2.9 Nu de rechtbank ook overigens geen aanleiding ziet de opheffing van de maatregel te bevelen, zal het beroep ongegrond worden verklaard.
2.10 Nu de 7a maatregel niet wordt opgeheven, komt ook het verzoek om toekenning van schadevergoeding niet voor inwilliging in aanmerking.
3. Beslissing
De rechtbank:
3.1 verklaart het beroep ongegrond;
3.2 wijst het verzoek om schadevergoeding af.

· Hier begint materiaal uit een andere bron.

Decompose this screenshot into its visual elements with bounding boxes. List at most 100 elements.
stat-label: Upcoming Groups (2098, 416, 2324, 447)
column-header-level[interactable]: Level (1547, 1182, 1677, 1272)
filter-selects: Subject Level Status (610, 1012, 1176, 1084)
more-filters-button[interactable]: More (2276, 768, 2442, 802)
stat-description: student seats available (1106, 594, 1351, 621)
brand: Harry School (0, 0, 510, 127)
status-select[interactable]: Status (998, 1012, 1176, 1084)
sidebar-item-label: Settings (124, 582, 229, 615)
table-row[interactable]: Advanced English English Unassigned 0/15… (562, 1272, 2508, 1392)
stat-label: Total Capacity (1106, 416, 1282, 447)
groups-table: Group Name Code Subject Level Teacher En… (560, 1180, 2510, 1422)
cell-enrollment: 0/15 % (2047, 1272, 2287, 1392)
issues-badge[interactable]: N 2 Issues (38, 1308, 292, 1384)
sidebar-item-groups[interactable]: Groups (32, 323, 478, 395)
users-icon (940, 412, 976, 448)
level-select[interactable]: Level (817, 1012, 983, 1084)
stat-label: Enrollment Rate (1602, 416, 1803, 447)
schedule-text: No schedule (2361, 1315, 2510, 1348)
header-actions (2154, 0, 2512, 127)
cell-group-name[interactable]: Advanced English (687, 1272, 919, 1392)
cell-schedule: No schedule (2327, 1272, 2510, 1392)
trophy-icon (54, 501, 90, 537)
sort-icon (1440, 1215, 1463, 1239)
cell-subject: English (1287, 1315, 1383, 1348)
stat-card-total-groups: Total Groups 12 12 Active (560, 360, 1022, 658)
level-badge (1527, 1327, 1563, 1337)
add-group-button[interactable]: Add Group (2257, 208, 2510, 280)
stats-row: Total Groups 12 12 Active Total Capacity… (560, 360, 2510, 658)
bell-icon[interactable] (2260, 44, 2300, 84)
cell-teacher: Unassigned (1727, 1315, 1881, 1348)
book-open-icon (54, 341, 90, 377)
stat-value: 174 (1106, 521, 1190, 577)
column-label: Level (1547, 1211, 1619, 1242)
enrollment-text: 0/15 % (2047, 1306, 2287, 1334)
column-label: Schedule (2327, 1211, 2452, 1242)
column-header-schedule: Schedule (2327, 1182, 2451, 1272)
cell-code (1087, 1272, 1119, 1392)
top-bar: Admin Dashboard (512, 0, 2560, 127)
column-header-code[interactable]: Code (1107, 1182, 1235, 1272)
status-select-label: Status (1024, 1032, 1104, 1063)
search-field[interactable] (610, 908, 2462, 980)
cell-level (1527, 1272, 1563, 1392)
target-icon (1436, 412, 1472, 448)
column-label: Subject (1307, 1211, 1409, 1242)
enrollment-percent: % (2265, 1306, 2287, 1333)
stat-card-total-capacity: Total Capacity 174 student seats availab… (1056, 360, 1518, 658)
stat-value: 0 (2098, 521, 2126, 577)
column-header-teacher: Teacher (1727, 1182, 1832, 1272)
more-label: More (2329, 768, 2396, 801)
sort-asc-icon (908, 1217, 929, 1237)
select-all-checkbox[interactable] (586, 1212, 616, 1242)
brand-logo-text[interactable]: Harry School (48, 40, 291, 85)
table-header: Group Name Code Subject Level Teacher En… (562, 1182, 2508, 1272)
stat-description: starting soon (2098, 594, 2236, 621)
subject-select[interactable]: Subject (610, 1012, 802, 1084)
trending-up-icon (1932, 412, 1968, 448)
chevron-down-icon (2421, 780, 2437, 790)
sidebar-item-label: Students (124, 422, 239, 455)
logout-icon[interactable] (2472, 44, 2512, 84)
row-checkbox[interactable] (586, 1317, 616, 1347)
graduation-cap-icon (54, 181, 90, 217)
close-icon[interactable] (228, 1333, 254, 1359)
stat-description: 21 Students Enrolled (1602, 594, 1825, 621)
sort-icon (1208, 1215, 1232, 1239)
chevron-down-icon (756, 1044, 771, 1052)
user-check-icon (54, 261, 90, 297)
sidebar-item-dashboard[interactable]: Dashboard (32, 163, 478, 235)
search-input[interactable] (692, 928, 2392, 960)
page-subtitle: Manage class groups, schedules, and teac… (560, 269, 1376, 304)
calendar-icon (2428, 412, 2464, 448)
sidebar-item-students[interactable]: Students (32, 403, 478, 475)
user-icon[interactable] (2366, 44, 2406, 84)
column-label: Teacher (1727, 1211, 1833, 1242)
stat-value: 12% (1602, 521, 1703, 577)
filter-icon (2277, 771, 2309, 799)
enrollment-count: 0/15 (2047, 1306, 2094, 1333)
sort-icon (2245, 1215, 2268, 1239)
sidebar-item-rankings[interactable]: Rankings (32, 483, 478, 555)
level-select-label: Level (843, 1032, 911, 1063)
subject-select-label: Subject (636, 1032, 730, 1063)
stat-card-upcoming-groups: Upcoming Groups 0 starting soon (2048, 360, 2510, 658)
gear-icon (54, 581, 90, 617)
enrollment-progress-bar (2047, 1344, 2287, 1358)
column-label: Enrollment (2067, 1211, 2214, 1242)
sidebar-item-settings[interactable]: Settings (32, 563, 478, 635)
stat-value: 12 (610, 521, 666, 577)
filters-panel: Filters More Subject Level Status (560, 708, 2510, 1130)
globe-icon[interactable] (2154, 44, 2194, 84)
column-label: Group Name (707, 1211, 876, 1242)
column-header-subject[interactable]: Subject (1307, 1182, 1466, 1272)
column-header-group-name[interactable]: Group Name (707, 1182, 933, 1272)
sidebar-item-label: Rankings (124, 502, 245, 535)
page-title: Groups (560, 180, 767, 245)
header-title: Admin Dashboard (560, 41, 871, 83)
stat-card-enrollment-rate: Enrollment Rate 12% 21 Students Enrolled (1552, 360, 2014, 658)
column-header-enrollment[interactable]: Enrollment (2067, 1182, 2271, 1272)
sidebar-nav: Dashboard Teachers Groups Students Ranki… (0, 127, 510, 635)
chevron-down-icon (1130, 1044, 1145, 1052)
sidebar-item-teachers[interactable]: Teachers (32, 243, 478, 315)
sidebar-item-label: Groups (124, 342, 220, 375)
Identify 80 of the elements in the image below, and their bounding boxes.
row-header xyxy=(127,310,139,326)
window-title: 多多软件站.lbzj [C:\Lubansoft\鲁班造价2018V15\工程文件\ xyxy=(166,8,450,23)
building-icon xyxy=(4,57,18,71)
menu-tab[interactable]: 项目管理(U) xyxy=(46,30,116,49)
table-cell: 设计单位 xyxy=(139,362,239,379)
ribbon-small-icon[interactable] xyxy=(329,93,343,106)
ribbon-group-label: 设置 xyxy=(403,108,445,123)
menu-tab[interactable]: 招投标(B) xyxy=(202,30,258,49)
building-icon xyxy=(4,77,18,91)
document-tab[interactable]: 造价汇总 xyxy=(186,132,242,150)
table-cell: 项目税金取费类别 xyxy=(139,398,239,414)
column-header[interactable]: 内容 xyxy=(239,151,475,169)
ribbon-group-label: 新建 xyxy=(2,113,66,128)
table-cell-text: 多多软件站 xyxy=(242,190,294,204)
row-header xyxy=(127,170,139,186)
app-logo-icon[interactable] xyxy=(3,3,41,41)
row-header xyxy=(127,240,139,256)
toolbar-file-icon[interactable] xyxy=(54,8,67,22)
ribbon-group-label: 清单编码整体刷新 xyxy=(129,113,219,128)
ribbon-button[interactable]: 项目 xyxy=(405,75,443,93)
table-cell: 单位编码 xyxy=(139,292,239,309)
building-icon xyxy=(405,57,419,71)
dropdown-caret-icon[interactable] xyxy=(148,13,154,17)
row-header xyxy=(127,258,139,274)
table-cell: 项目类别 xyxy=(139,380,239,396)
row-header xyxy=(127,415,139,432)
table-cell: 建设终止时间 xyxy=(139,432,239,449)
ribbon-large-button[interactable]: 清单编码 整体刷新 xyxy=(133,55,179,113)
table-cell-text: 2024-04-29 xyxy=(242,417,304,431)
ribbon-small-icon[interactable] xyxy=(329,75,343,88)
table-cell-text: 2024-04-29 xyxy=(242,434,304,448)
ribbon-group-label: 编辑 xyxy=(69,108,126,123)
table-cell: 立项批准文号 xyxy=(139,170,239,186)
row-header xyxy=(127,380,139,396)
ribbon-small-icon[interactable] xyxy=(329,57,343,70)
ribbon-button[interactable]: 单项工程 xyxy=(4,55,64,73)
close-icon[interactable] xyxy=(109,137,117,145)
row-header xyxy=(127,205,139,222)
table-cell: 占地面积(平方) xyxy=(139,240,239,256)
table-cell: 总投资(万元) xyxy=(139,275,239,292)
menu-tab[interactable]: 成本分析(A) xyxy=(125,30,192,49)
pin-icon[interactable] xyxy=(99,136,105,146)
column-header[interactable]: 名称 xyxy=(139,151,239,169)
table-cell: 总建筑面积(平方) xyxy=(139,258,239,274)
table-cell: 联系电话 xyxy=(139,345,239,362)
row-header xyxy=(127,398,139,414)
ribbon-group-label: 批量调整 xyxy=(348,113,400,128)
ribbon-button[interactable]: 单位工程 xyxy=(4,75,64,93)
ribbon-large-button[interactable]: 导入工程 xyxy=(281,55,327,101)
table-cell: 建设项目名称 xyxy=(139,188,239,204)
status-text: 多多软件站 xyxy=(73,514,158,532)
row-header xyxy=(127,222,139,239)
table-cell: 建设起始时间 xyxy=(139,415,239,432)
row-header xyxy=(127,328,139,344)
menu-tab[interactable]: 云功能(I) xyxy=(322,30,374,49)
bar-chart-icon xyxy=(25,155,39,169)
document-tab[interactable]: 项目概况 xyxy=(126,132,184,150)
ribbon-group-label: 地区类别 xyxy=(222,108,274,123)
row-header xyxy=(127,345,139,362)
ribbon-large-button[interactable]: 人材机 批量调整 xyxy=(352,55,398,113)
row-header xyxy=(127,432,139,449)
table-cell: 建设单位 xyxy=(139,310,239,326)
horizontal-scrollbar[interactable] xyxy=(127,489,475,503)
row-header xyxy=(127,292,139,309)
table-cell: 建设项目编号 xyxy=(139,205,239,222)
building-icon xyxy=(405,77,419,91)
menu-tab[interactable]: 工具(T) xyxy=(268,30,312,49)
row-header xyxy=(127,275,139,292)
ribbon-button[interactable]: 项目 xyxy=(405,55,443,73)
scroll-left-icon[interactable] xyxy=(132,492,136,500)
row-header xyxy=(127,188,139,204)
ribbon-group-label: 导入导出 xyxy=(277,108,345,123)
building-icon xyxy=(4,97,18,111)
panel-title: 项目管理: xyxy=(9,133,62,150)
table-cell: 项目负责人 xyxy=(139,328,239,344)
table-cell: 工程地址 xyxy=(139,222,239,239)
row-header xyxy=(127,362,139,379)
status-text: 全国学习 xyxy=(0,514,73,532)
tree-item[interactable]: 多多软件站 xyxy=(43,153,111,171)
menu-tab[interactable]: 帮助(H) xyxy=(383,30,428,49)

Deze uitspraak is gedaan door mr E.L. Grosheide, lid van de enkelvoudige kamer voor vreemdelingenzaken in tegenwoordigheid van mr J. Kroon als griffier en in het openbaar uitgesproken op 12 februari 1999, in tegenwoordigheid van de
griffier.
afschrift verzonden op: 18 februari 1999
RECHTSMIDDEL
Tegen deze uitspraak staat hoger beroep open bij het Gerechtshof te 's-Gravenhage, voor zover het betreft de beslissing inzake schadevergoeding. De Officier van Justitie kan binnen veertien dagen na de uitspraak en de vreemdeling
binnen een maand na de betekening van de uitspraak hoger beroep instellen door het indienen van een verklaring als bedoeld in de artikelen 449 en 451a van het Wetboek van Strafvordering bij de Arrondissementsrechtbank te
's-Gravenhage, zittingsplaats Haarlem.
Voor het overige staat geen gewoon rechtsmiddel open.